Trotz der Tatsache, dass sie immer noch ein gewisses Maß an linker oder anti-imperialistischer Rhetorik an den Tag legt, um die Erinnerung an die historische Revolution von 1979 zu manipulieren, spielt die Regierung Ortega das Spiel der rechten Flügels und des Imperialismus. Zahllose frühere Führungspersonen des authentischen Sandinismus haben Ortega zweifelsfrei enttarnt.

Und dennoch gibt es einige Gruppierungen auf der Linken, die die Zerrbilder von Ortega wiederkäuen. Vor kurzem hat Monica Valente, Generalsekretärin für internationale Beziehungen der brasilianischen PT (sozialdemokratische Arbeiterpartei), den Konflikt in Nicaragua mit den Demonstrationen vom Juni 2013 in Brasilien verglichen.
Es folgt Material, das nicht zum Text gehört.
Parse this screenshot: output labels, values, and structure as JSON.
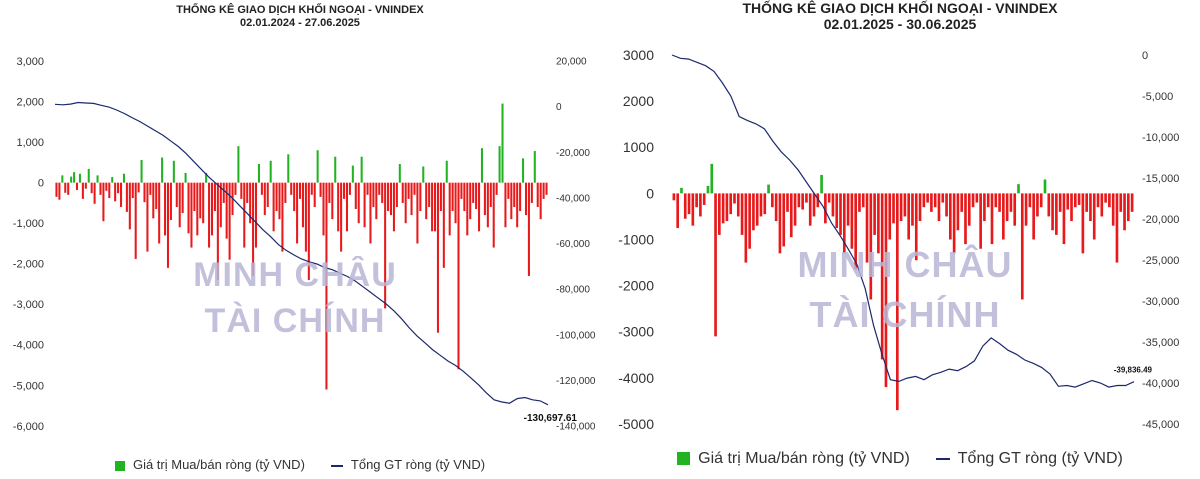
{
  "watermark": {
    "line1": "MINH CHÂU",
    "line2": "TÀI CHÍNH"
  },
  "chart_data": [
    {
      "type": "bar",
      "title": "THỐNG KÊ GIAO DỊCH KHỐI NGOẠI - VNINDEX",
      "subtitle": "02.01.2024 - 27.06.2025",
      "xlabel": "",
      "ylabel": "",
      "ylim": [
        -6000,
        3000
      ],
      "yticks": [
        "3,000",
        "2,000",
        "1,000",
        "0",
        "-1,000",
        "-2,000",
        "-3,000",
        "-4,000",
        "-5,000",
        "-6,000"
      ],
      "y2lim": [
        -140000,
        20000
      ],
      "y2ticks": [
        "20,000",
        "0",
        "-20,000",
        "-40,000",
        "-60,000",
        "-80,000",
        "-100,000",
        "-120,000",
        "-140,000"
      ],
      "colors": {
        "buy": "#22b322",
        "sell": "#e8191b",
        "cum_line": "#1c2a6b"
      },
      "legend": {
        "bar_label": "Giá trị Mua/bán ròng (tỷ VND)",
        "line_label": "Tổng GT ròng (tỷ VND)",
        "position": "bottom"
      },
      "annotation": "-130,697.61",
      "series": [
        {
          "name": "Giá trị Mua/bán ròng (tỷ VND)",
          "kind": "bar",
          "values": [
            -350,
            -420,
            180,
            -250,
            -300,
            150,
            260,
            -180,
            220,
            -400,
            -150,
            340,
            -260,
            -520,
            180,
            -300,
            -950,
            -200,
            -380,
            140,
            -460,
            -260,
            -600,
            220,
            -720,
            -1150,
            -380,
            -1880,
            -240,
            560,
            -480,
            -1700,
            -300,
            -880,
            -650,
            -1500,
            620,
            -1300,
            -2100,
            -920,
            540,
            -600,
            -1100,
            -750,
            240,
            -1250,
            -1600,
            -700,
            -1300,
            -880,
            -1000,
            240,
            -1600,
            -1300,
            -700,
            -2400,
            -1100,
            -500,
            -1380,
            -1900,
            -800,
            -300,
            900,
            -400,
            -1600,
            -500,
            -1000,
            -2300,
            -1600,
            460,
            -300,
            -800,
            -600,
            540,
            -1200,
            -700,
            -900,
            -1700,
            -500,
            700,
            -300,
            -700,
            -1500,
            -400,
            -1100,
            -1700,
            -2400,
            -300,
            -600,
            800,
            -350,
            -1300,
            -5100,
            -500,
            -900,
            640,
            -1200,
            -1700,
            -400,
            -1200,
            -300,
            420,
            -650,
            -1000,
            640,
            -1100,
            -300,
            -1500,
            -600,
            -900,
            -300,
            -500,
            -3100,
            -700,
            -800,
            -1200,
            -600,
            460,
            -500,
            -1000,
            -400,
            -800,
            -300,
            -1500,
            -700,
            400,
            -900,
            -600,
            -1200,
            -1200,
            -3700,
            -700,
            -2100,
            540,
            -1300,
            -700,
            -1000,
            -4600,
            -400,
            -700,
            -1300,
            -900,
            -500,
            -650,
            -1200,
            850,
            -800,
            -1100,
            -600,
            -1600,
            -300,
            900,
            1950,
            -1100,
            -400,
            -900,
            -600,
            -1100,
            -700,
            600,
            -800,
            -2300,
            -500,
            780,
            -600,
            -900,
            -400,
            -300
          ]
        },
        {
          "name": "Tổng GT ròng (tỷ VND)",
          "kind": "line",
          "axis": "right",
          "values": [
            1000,
            800,
            1100,
            1800,
            1600,
            1400,
            600,
            -200,
            -1500,
            -3000,
            -4800,
            -6500,
            -8500,
            -10500,
            -12500,
            -15000,
            -17500,
            -20500,
            -24000,
            -27500,
            -31000,
            -34000,
            -37000,
            -40000,
            -43500,
            -47000,
            -50500,
            -54000,
            -57000,
            -60500,
            -63000,
            -65000,
            -66800,
            -68000,
            -69000,
            -70500,
            -71500,
            -73000,
            -74500,
            -76500,
            -79000,
            -81500,
            -84000,
            -86500,
            -89500,
            -93000,
            -97000,
            -100500,
            -103500,
            -106500,
            -109000,
            -111500,
            -113500,
            -116000,
            -119000,
            -122000,
            -125500,
            -128500,
            -129500,
            -130000,
            -128000,
            -127500,
            -128500,
            -129000,
            -130697.61
          ]
        }
      ]
    },
    {
      "type": "bar",
      "title": "THỐNG KÊ GIAO DỊCH KHỐI NGOẠI - VNINDEX",
      "subtitle": "02.01.2025 - 30.06.2025",
      "xlabel": "",
      "ylabel": "",
      "ylim": [
        -5000,
        3000
      ],
      "yticks": [
        "3000",
        "2000",
        "1000",
        "0",
        "-1000",
        "-2000",
        "-3000",
        "-4000",
        "-5000"
      ],
      "y2lim": [
        -45000,
        0
      ],
      "y2ticks": [
        "0",
        "-5,000",
        "-10,000",
        "-15,000",
        "-20,000",
        "-25,000",
        "-30,000",
        "-35,000",
        "-40,000",
        "-45,000"
      ],
      "colors": {
        "buy": "#22b322",
        "sell": "#e8191b",
        "cum_line": "#1c2a6b"
      },
      "legend": {
        "bar_label": "Giá trị Mua/bán ròng (tỷ VND)",
        "line_label": "Tổng GT ròng (tỷ VND)",
        "position": "bottom"
      },
      "annotation": "-39,836.49",
      "series": [
        {
          "name": "Giá trị Mua/bán ròng (tỷ VND)",
          "kind": "bar",
          "values": [
            -150,
            -750,
            120,
            -550,
            -450,
            -700,
            -300,
            -500,
            -250,
            160,
            640,
            -3100,
            -900,
            -650,
            -600,
            -450,
            -220,
            -500,
            -900,
            -1500,
            -1200,
            -800,
            -700,
            -500,
            -450,
            190,
            -300,
            -600,
            -1300,
            -1150,
            -400,
            -950,
            -700,
            -300,
            -350,
            -200,
            -700,
            -500,
            -300,
            400,
            -650,
            -200,
            -500,
            -750,
            -900,
            -1300,
            -700,
            -1200,
            -1650,
            -400,
            -300,
            -1500,
            -2300,
            -900,
            -1300,
            -3600,
            -4200,
            -1000,
            -650,
            -4700,
            -600,
            -500,
            -1000,
            -700,
            -1450,
            -600,
            -300,
            -200,
            -400,
            -300,
            -600,
            -200,
            -500,
            -1000,
            -1300,
            -800,
            -400,
            -1100,
            -700,
            -300,
            -200,
            -1200,
            -600,
            -300,
            -1100,
            -300,
            -400,
            -1000,
            -600,
            -400,
            -700,
            200,
            -2300,
            -700,
            -300,
            -1000,
            -500,
            -300,
            300,
            -500,
            -800,
            -900,
            -400,
            -1100,
            -350,
            -600,
            -300,
            -250,
            -1300,
            -400,
            -600,
            -1000,
            -300,
            -500,
            -200,
            -300,
            -700,
            -1500,
            -400,
            -800,
            -600,
            -400
          ]
        },
        {
          "name": "Tổng GT ròng (tỷ VND)",
          "kind": "line",
          "axis": "right",
          "values": [
            0,
            -400,
            -500,
            -900,
            -1300,
            -2000,
            -3400,
            -5000,
            -7500,
            -8000,
            -8400,
            -9000,
            -10500,
            -11800,
            -12800,
            -14000,
            -15500,
            -17000,
            -18500,
            -20500,
            -22000,
            -23700,
            -25500,
            -28500,
            -33000,
            -36500,
            -39600,
            -39800,
            -39400,
            -39200,
            -39600,
            -39000,
            -38700,
            -38300,
            -38500,
            -38000,
            -37300,
            -35500,
            -34500,
            -35200,
            -36000,
            -36500,
            -37200,
            -37600,
            -38100,
            -38900,
            -40400,
            -40300,
            -40500,
            -40100,
            -39700,
            -40000,
            -40500,
            -40300,
            -40300,
            -39836.49
          ]
        }
      ]
    }
  ]
}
Sie sagte, dass es in beiden Fällen um Aktionen von „kleinen studentischen Gruppen, vor allem von privaten Hochschulen, finanziert von den USA“ gehe.

Diese Erklärung verdeutlicht nur, dass die Führung der PT nichts von den Juni-Protesten von 2013 in Brasilien verstanden hat und genauso wenig von den heutigen Ereignissen in Nicaragua zu begreifen scheint. Im Juni 2013 hatte es keine rechts ausgerichtete Bewegung gegeben, sondern eine Rebellion aus dem Volk heraus, mit großartigem Potential für den Wandel. Dieses Potential konnte allerdings nicht ausgeschöpft werden, weil die traditionelle Linke in Brasilien die Bewegung verriet und die neuen linken Kräfte, die sich noch im Aufbau befanden, zu schwach waren.

Im Falle Nicaraguas stellt sich angesichts des Blutbads die Frage nicht, ob man sich noch an die Seite von Ortega stellen kann. Er muss bekämpft und eine linke Alternative für die Arbeiterklasse muss aufgebaut werden.

Es ist offensichtlich, dass Teile der politischen Rechten und der imperialistische Kräfte (die bisher großen Nutzen hatten durch die Regierung Ortega und deren Fähigkeit, soziale Kämpfe einzudämmen) aufgrund der ernsten Lage nun erkennen, dass die Regierung nicht länger in der Lage ist, ihren Interessen zu dienen. Sie versuchen, sich ihm zu entledigen und die Situation in einem für sie angenehmeren Maße zu klären.

Im Zuge dieser Entwicklungen ist dies ein ganz natürliches Element. Es bedeutet sicherlich nicht, dass die Linke Ortega wegen der reaktionären Intention, die Teile der Rechten und des Imperialismus, hegen, verteidigen sollte.

Unabhängiger Klassenkampf

Die Rolle der Linken besteht darin, zur unabhängigen Organisation und zum Kampf der ArbeiterInnen und verarmten Schichten zu ermutigen, damit diese für ihre Rechte und Interessen eintreten. Die Bewegung muss jede Allianz mit den Arbeitgebern, rechten Kräften, dem Imperialismus oder der Kirche zurückweisen. Die Arbeiterklasse, Studierende, Bäuerinnen, Bauern, UreinwohnerInnen und Frauen können sich nur auf ihre eigene unabhängige und organisierte Kraft verlassen. Der Kampf sollte demokratisch von unten organisiert werden, mit Aktionskomitees, die aus VertreterInnen bestehen, die demokratisch gewählt werden müssen, und die auf Landesebene miteinander koordiniert sind.

Nur auf dieser Grundlage kann eine echte Alternative zu Ortega, der traditionellen Rechten und dem Imperialismus aufgebaut werden. Ohne dies wird es – mit oder ohne Ortega – zu weiteren Niederlagen kommen.

André Ferrari ist führendes Mitglied der LSR (Freiheit-Sozialismus-Revolution), der brasilianischen Sektion des Komitees für eine Arbeiterinternationale. Er lebt in Sao Paulo.